Timothy RappFeatured ColumnistJanuary 20, 2016

In this photo taken with a fisheye lens, workers install sod on the field at Levi's Stadium in preparation for the NFL's Super Bowl 50 in Santa Clara, Calif., Monday, Jan. 11, 2016. Less than four weeks out from the Super Bowl, the field is nearly ready to be played on thanks to long days at Levi’s Stadium by the crew working to install fresh sod and make every necessary tweak in regards to weather and other potential issues. (AP Photo/Jeff Chiu)
Jeff Chiu/Associated Press

The city of San Francisco is hosting Super Bowl 50 festivities leading up to the game on Feb. 7 at Levi's Stadium in Santa Clara, California, and according to a city budget analyst's report (via Chris Roberts of SF Weekly), doing so will cost the city over $4.8 million.

Per Roberts, the Super Bowl Host Committee has only pledged roughly $104,000 to help ease the costs, while the NFL isn't contributing any money. That's in contrast to Santa Clara's nearly $3.6 million bill to host the actual game, which is being fully paid for by the Super Bowl Host Committee.

"The City got a real bad deal. It is a huge subsidy for the NFL. Santa Clara got a good deal. They were smart. They called for economic impact before going into agreement with the NFL," said John Avalos, a member of San Francisco's Board of Supervisors, per Joshua Sabatini of the San Francisco Examiner. "We should get reimbursed by the NFL. It looks like the NFL was given a pass or the Mayor's Office failed miserably in negotiating a good deal."

Supervisor Jane Kim has called for "emergency legislation" that would ensure San Francisco didn't simply break even or lose money on the event, though it remains unclear who would be responsible for paying the bill, per Roberts.

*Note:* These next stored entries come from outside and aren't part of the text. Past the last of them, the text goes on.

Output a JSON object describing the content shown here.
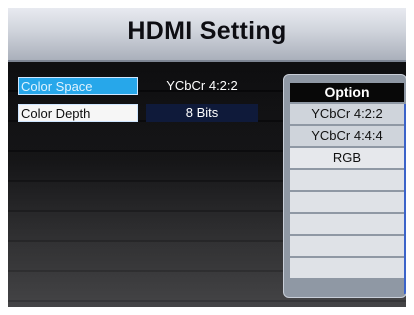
{
  "title": "HDMI Setting",
  "settings": [
    {
      "label": "Color Space",
      "value": "YCbCr 4:2:2",
      "focused": true
    },
    {
      "label": "Color Depth",
      "value": "8 Bits",
      "focused": false
    }
  ],
  "option_popup": {
    "header": "Option",
    "items": [
      "YCbCr 4:2:2",
      "YCbCr 4:4:4",
      "RGB"
    ],
    "selected": "YCbCr 4:2:2"
  },
  "colors": {
    "focus_label": "#27a7ea",
    "scrollbar": "#3b63c9"
  }
}
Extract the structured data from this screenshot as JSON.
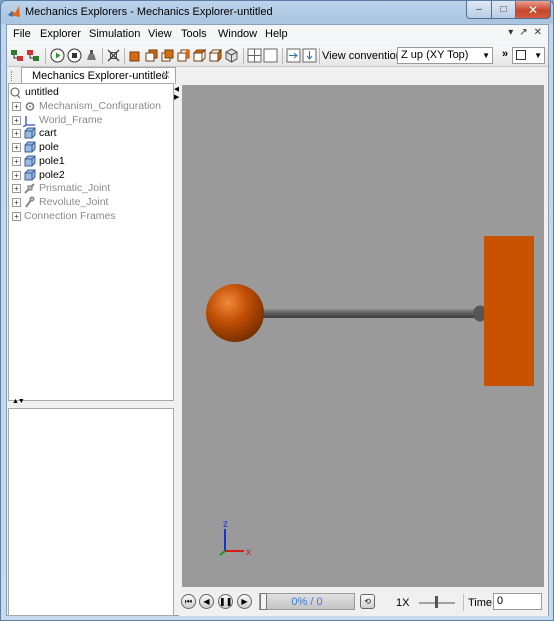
{
  "window": {
    "title": "Mechanics Explorers - Mechanics Explorer-untitled",
    "min_label": "‒",
    "max_label": "□",
    "close_label": "✕"
  },
  "menu": {
    "items": [
      "File",
      "Explorer",
      "Simulation",
      "View",
      "Tools",
      "Window",
      "Help"
    ],
    "mdi_controls": [
      "▾",
      "↗",
      "✕"
    ]
  },
  "toolbar": {
    "view_convention_label": "View convention:",
    "view_convention_value": "Z up (XY Top)",
    "more_label": "»"
  },
  "tab": {
    "label": "Mechanics Explorer-untitled",
    "close_label": "✕"
  },
  "tree": {
    "root_label": "untitled",
    "items": [
      {
        "label": "Mechanism_Configuration",
        "icon": "gear-icon",
        "greyed": true
      },
      {
        "label": "World_Frame",
        "icon": "frame-icon",
        "greyed": true
      },
      {
        "label": "cart",
        "icon": "body-icon",
        "greyed": false
      },
      {
        "label": "pole",
        "icon": "body-icon",
        "greyed": false
      },
      {
        "label": "pole1",
        "icon": "body-icon",
        "greyed": false
      },
      {
        "label": "pole2",
        "icon": "body-icon",
        "greyed": false
      },
      {
        "label": "Prismatic_Joint",
        "icon": "prismatic-joint-icon",
        "greyed": true
      },
      {
        "label": "Revolute_Joint",
        "icon": "revolute-joint-icon",
        "greyed": true
      },
      {
        "label": "Connection Frames",
        "icon": "",
        "greyed": true
      }
    ]
  },
  "scene": {
    "background": "#9a9a9a",
    "ball_color": "#c14f05",
    "cart_color": "#c75200",
    "rod_color": "#5e5e5e",
    "axis_z_label": "z",
    "axis_x_label": "x"
  },
  "playback": {
    "progress_text": "0% / 0",
    "progress_fraction": 0,
    "speed_label": "1X",
    "time_label": "Time",
    "time_value": "0"
  }
}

Mayor Ed Lee's spokeswoman, Christine Falvey, countered by saying, per Sabatini, "The report does a good job of tallying costs without calculating any benefits. Mayor Lee was part of bringing the Super Bowl to the Bay Area because he sees a huge financial win for The City."

That financial benefit is hardly guaranteed. According to Roberts, Glendale, Arizona, lost money on both of the Super Bowls it hosted in the past decade, and the cost to host the big game has risen significantly over the past 15 years, per a report from Josh Peter of USA Today in January 2015.

As San Francisco has discovered, hosting the pregame festivities without even hosting the Super Bowl itself is no cheap endeavor either.